‘Generation rent’ is here to stay. The idea that home ownership is the primary way to provide housing appears to have been rejected by the government, with ‘build to rent’ sitting alongside plans for affordable housing development.
Official figures in the annual English Housing Survey show that home ownership fell to the lowest level for 30 years in the financial year 2015-16, with the number of renters accounting for almost one fifth of all households.
Affordability issues around getting on the housing ladder is one part of the story – one in three first-time-buyers has help with a deposit from family according to recent figures – but there are also indications that renting can also be a conscious choice, especially among the millennial generation. With a preferred location and flexibility being higher on the list than a ‘sense of ownership’ for some, the housing landscape is undergoing something of a transformation in the UK.

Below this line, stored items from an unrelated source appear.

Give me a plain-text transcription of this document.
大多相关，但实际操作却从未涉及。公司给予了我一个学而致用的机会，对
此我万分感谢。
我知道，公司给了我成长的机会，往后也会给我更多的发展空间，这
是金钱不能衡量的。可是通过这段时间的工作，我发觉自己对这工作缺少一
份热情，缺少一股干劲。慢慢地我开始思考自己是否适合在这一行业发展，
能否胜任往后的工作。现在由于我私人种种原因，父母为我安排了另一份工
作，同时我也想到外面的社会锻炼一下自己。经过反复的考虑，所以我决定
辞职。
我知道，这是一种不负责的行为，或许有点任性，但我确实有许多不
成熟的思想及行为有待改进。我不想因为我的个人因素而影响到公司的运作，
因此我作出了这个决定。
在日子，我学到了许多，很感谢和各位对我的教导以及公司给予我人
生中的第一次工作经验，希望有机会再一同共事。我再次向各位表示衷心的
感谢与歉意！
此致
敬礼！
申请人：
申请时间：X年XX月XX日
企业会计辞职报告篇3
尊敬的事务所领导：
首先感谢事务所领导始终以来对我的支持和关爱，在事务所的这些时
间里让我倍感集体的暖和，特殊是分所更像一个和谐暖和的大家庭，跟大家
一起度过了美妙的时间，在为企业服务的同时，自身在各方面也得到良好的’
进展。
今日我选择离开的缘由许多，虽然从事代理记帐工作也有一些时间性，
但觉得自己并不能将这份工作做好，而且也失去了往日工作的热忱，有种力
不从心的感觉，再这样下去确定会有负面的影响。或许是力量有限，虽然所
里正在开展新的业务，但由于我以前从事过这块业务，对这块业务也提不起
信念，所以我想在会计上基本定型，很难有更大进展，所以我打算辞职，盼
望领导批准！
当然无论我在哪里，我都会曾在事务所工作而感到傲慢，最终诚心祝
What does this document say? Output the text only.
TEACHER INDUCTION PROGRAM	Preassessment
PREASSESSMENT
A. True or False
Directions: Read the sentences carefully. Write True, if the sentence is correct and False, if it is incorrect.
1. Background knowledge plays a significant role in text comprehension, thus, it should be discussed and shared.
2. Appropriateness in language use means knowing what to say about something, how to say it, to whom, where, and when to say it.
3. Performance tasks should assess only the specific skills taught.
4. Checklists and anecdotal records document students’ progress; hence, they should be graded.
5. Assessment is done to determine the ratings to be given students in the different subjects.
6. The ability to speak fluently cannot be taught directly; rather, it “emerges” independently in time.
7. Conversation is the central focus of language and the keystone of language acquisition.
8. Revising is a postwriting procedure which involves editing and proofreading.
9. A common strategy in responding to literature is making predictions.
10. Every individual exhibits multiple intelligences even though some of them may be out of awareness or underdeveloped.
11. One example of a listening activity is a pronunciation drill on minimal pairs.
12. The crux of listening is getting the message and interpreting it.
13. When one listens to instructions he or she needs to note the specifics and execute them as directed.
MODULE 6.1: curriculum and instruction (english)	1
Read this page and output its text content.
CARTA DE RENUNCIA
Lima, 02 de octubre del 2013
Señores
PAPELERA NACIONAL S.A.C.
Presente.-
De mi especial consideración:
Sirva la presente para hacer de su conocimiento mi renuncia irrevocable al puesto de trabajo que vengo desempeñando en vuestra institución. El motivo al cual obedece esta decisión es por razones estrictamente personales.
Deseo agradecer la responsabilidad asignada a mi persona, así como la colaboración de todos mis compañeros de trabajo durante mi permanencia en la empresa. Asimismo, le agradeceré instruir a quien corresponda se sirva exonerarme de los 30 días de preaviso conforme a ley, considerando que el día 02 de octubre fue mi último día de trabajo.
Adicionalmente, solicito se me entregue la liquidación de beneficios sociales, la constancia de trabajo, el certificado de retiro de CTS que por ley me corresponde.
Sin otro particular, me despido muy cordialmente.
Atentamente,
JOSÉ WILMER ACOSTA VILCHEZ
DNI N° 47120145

The latest RICS figures revealed a continued increase in demand among renters at the beginning of this year, but the available stock of rental properties is not keeping pace. With supply and demand out of kilter, rental values are expected to outpace house price inflation. In its five-year projection, the RICS expects to see a cumulative increase of more than 25% in rental values.
This anticipation for rising rental values combined with a growing pool of renters is likely to come as good news to investors, as they seek to navigate the hurdles of increased costs around stamp duty land tax and forthcoming changes to mortgage interest tax relief.
Meanwhile, the shortage of new housing is likely to persist despite government assurances that it remains a priority. Many commentators fear the target to build one million new homes by 2020 is at best ambitious, while the recent housing white paper received a somewhat muted response.
Against this backdrop, the imbalance between supply and demand in the rental market is likely to persist if the move towards renting continues as experts are forecasting.